Dari al isyq ini akan timbul perbuatan-perbuatan buruk lain yang bahkan bisa lebih parah dari poin-poin yang disebutkan di atas. Bukankah kita ingat kisah Nabi Yusuf yang ketampanannya membuat Zulaikha kasmaran? Ia tidak menahan padangan dan dalam hatinya tumbuh penyakit al isyq. Apa akibatnya? Ia mengajak Yusuf berzina.

وَلَقَدْ هَمَّتْ بِهِ وَهَمَّ بِهَا لَوْلا أَنْ رَأى بُرْهَانَ رَبِّهِ ‏كَذَلِكَ لِنَصْرِفَ عَنْهُ السُّوءَ وَالْفَحْشَاءَ إِنَّهُ مِنْ عِبَادِنَا الْمُخْلَصِينَ

“Sesungguhnya wanita itu telah bermaksud (melakukan perbuatan zina) dengan Yusuf, dan Yusuf pun bermaksud (melakukannya pula) dengan wanita itu andaikata dia tidak melihat tanda (dari) Tuhannya. Demikianlah, agar Kami memalingkan dari padanya kemungkaran dan kekejian. Sesungguhnya Yusuf itu termasuk hamba-hamba Kami yang terpilih” (QS. Yusuf: 24).

Seorang yang kasmaran, akan selalu teringat si ‘dia’. Bahkan ketika beribadah pun ingat si ‘dia’, melakukan kebaikan pun demi si ‘dia’. Allah diduakan. Ibadah bukan karena Allah, dakwah pun tidak ikhlas, ikut taklim karena ada si ‘dia’, sibuk mengurus dakwah karena bertemu si ‘dia’. Tidak jarang gara-gara penyakit al isyq, seseorang datang ke dukun lalu berbuat kesyirikan, tidak jarang pula yang saling membunuh, atau bunuh diri. Wallahul musta’an.

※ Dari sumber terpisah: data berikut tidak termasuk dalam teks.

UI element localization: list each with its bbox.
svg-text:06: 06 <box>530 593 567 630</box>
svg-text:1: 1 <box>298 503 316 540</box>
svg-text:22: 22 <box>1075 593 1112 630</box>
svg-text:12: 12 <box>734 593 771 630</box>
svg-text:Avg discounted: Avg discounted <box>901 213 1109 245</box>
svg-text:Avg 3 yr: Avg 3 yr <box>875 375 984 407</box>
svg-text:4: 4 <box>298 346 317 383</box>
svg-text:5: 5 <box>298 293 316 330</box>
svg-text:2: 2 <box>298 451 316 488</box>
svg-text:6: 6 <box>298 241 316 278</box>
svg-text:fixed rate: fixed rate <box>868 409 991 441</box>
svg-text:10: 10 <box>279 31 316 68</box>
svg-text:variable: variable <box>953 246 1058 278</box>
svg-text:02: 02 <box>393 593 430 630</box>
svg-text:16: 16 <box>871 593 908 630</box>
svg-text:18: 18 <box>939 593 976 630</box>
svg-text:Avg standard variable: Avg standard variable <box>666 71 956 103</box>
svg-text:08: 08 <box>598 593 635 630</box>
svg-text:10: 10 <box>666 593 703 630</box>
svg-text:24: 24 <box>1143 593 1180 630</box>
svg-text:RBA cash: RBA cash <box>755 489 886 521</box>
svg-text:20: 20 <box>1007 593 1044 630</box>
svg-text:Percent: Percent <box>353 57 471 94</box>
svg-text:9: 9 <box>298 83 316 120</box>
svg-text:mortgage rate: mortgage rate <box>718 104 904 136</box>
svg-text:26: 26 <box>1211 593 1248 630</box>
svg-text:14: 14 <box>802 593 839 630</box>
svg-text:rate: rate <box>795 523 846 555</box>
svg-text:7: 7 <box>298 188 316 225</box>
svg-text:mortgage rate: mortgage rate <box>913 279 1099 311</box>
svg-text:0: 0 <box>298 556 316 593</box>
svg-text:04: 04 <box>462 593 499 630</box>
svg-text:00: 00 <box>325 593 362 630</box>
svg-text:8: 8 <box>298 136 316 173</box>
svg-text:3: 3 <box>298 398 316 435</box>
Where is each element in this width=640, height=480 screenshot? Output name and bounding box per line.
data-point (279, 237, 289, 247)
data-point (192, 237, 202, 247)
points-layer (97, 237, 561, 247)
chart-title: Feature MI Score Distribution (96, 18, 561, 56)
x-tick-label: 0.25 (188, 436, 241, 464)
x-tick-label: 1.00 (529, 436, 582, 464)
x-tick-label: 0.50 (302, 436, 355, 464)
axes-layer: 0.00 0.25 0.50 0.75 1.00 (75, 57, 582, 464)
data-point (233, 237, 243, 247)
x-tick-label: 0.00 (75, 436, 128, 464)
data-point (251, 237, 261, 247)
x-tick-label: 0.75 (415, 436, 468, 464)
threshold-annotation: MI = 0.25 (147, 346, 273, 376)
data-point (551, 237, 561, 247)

📙 Hukum Muslimah Berboncengan Motor Dengan Lelaki Non Mahram

Jika telah dipahami beberapa bahasan di atas, maka bisa kita simpulkan bahwa Muslimah berboncengan motor dengan lelaki non-mahram bukan termasuk khalwat namun hukumnya terlarang karena terdapat banyak perkara yang dilarang dalam agama di dalamnya. Diantaranya:

✔✔ Dapat menimbulkan fitnah.

Baik sang lelaki yang terkena fitnah ataupun sang Muslimah yang terfitnah. Jika Allah Ta’ala memerintahkan lelaki dan wanita untuk menundukkan pandangan, lalu meminta sesuatu dari balik tabir, dan Nabi Shallallahu’alaihi Wasallam mewanti-wanita kita bahwa wanita itu adalah fitnah, maka layakkah jika mereka yang ditujukan hal-hal ini malah berboncengan motor?

✔✔ Sangat rawan terjadi persentuhan.

Walaupun terdapat pelapis berupa kain pakaian, namun persentuhan tetap terlarang sekalipun dengan pelapis.
Dapat menimbulkan zina maknawi.

Berboncengannya wanita dan lelaki sangat rawan terjadi persentuhan tangan yang merupakan zina tangan, persentuhan kaki yang bisa termasuk zina kaki, perbincangan yang menimbulkan godaan dan fitnah yang ini merupakan zina lisan, dan juga muncul perasaan-perasaan tidak sehat diantara keduanya yang ini merupakan zina hati. Yang semua ini bisa mengantarkan kepada zina yang sebenarnya. Wallahul musta’an.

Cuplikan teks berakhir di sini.